Sim estuvo a punto de explicar que había visto pasar a Sophy frente a la tienda, pero lo pensó mejor y desistió. Cada vez que Edwin escuchaba una pregunta acerca de las chicas, en su rostro aparecía un atisbo de curiosidad… casi como si los hechos no ocurridos, el nexo extraño, sensual, delicioso y conmovedor que no existía más que en el mundo de las suposiciones personales, en lugar de ser privados estuvieran ahí sin más, donde era posible descubrirlos, leerlos como un libro, no, como un comic, incorporados al delirio que Sim Goodchild padecía desde hacía una generación.
Puesto que era viejo, se sentía viejo e irritable consigo mismo tanto como con el mundo, vulneró su propia discreción y reveló un pequeño fragmento del comic.
—Estuve enamorado de ellas.
Listo… al desnudo y cegador.
—Quiero decir… no vayas a pensar que… Eran adorables y… y dignas de veneración. No lo sé… aún lo son… bueno, ella lo es, la morena, Sophy, o lo era cuando la vi por última vez. Por supuesto la rubia… Toni… se ha ido.
—Eres un viejo romántico.
—Es el instinto paternal. Y Stanhope… en realidad no se preocupa por ellas, tú sabes, de eso estoy seguro; y además con todas esas mujeres… bueno ya ha pasado mucho tiempo desde entonces. Tenía la impresión de que estaban desatendidas. No querría que pienses ni remotamente…
—No lo pienso. Oh, no…
—No es que…
—Desde luego.
—Si es que me entiendes.
—Perfectamente.
—Claro que mi chica… nuestros chicos… eran mucho mayores.
—Sí. Ya veo.
—De modo que es lógico que con dos niñitas tan decorativas que vivían como quien dice en el umbral de nuestra casa…
—Naturalmente.
Se produjo una larga pausa. Edwin la rompió.

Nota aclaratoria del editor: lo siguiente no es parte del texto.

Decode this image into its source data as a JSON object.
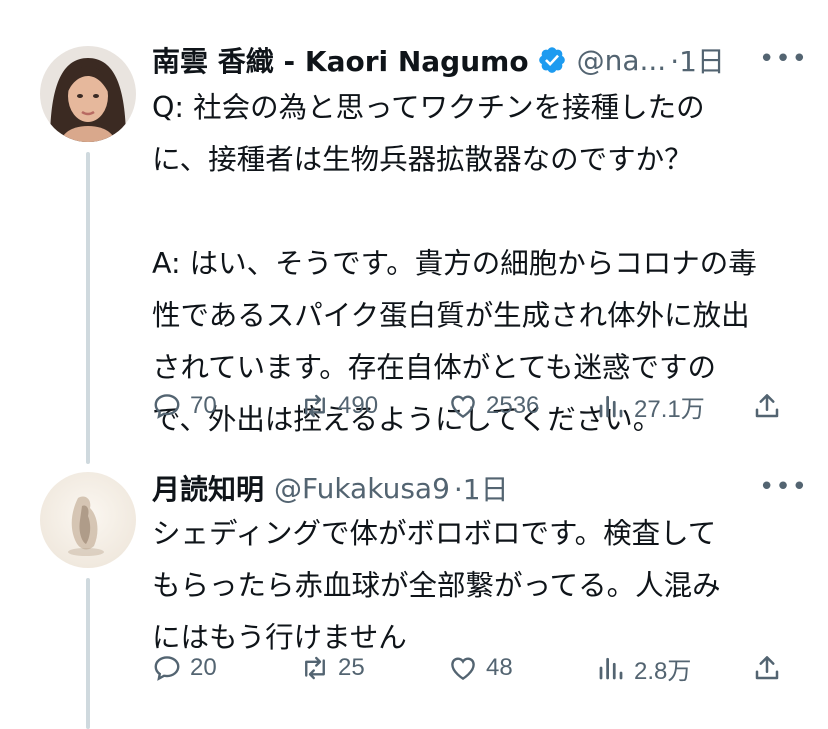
{
  "tweets": [
    {
      "name": "南雲 香織 - Kaori Nagumo",
      "handle": "@na...",
      "time": "·1日",
      "verified": true,
      "text": "Q: 社会の為と思ってワクチンを接種したの\nに、接種者は生物兵器拡散器なのですか？\n\nA: はい、そうです。貴方の細胞からコロナの毒\n性であるスパイク蛋白質が生成され体外に放出\nされています。存在自体がとても迷惑ですの\nで、外出は控えるようにしてください。",
      "replies": "70",
      "retweets": "490",
      "likes": "2536",
      "views": "27.1万"
    },
    {
      "name": "月読知明",
      "handle": "@Fukakusa9",
      "time": "·1日",
      "verified": false,
      "text": "シェディングで体がボロボロです。検査して\nもらったら赤血球が全部繋がってる。人混み\nにはもう行けません",
      "replies": "20",
      "retweets": "25",
      "likes": "48",
      "views": "2.8万"
    }
  ],
  "more_label": "•••",
  "colors": {
    "verified": "#1d9bf0",
    "secondary": "#536471",
    "thread": "#cfd9de"
  }
}
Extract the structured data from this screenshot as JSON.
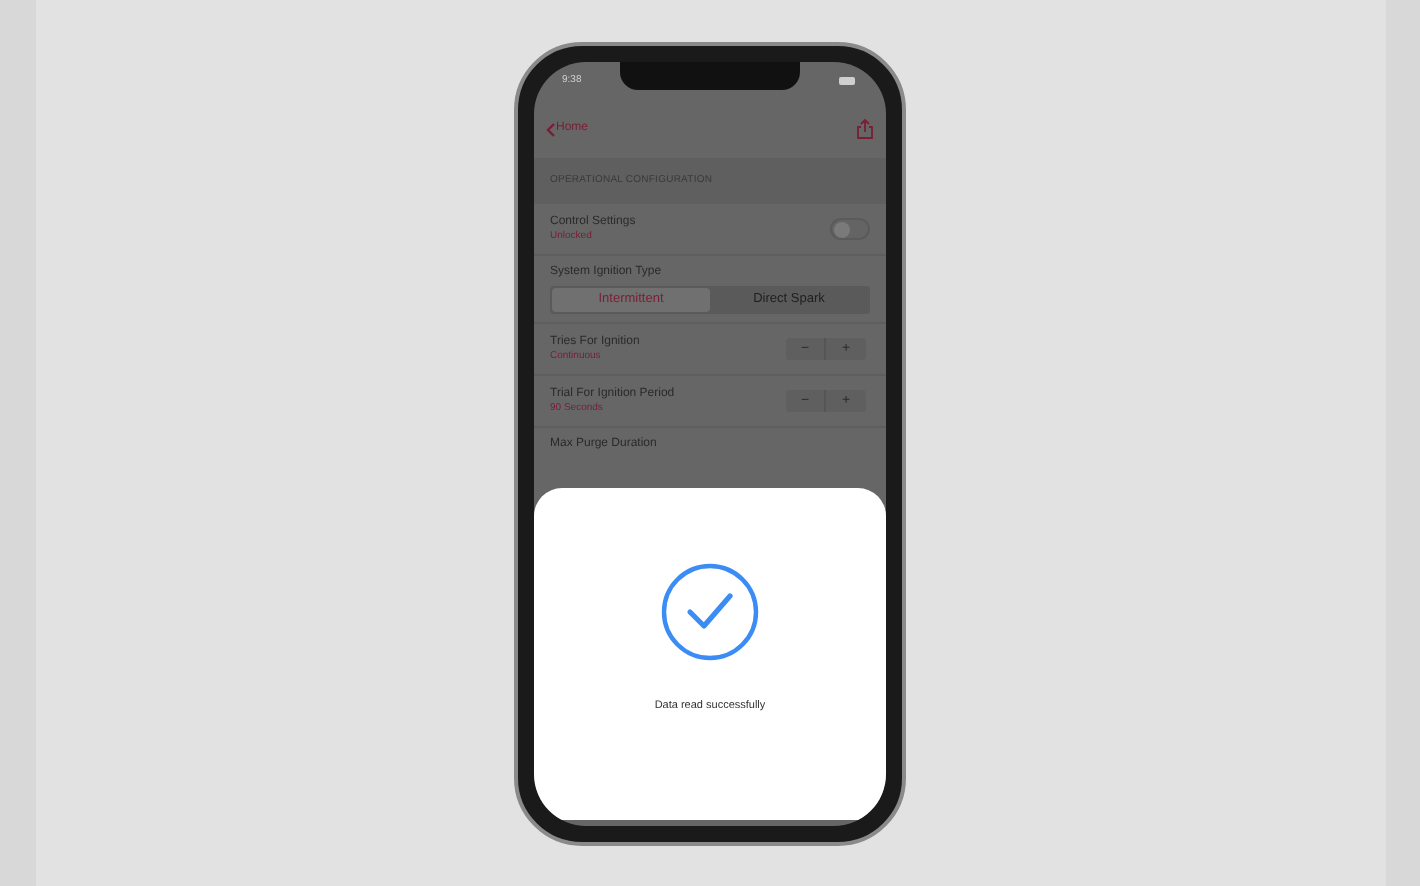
{
  "status_bar": {
    "time": "9:38"
  },
  "nav": {
    "back_label": "Home"
  },
  "section_header": "OPERATIONAL CONFIGURATION",
  "settings": [
    {
      "kind": "toggle",
      "label": "Control Settings",
      "value": "Unlocked",
      "on": false
    },
    {
      "kind": "segmented",
      "label": "System Ignition Type",
      "options": [
        {
          "label": "Intermittent",
          "selected": true
        },
        {
          "label": "Direct Spark",
          "selected": false
        }
      ]
    },
    {
      "kind": "stepper",
      "label": "Tries For Ignition",
      "value": "Continuous",
      "minus": "−",
      "plus": "+"
    },
    {
      "kind": "stepper",
      "label": "Trial For Ignition Period",
      "value": "90 Seconds",
      "minus": "−",
      "plus": "+"
    },
    {
      "kind": "plain",
      "label": "Max Purge Duration"
    }
  ],
  "sheet": {
    "message": "Data read successfully"
  }
}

—Podría ser mañana por la noche, si te va bien. Es su noche libre.
—Si Ruth estuviera suficientemente repuesta.
—¿Vendrá?
—Quiero decir si estuviera suficientemente repuesta para quedarse sola. ¿Y Edwina?
—Oh, no. No. De ningún modo. Ya sabes cómo es Edwina. Verás, ella lo conoció. Fueron sólo uno o dos minutos. Ella es tan, tan…
—Sensible. Lo sé. No entiendo cómo puede soportar sus tareas filantrópicas. Debe de ver cosas horribles.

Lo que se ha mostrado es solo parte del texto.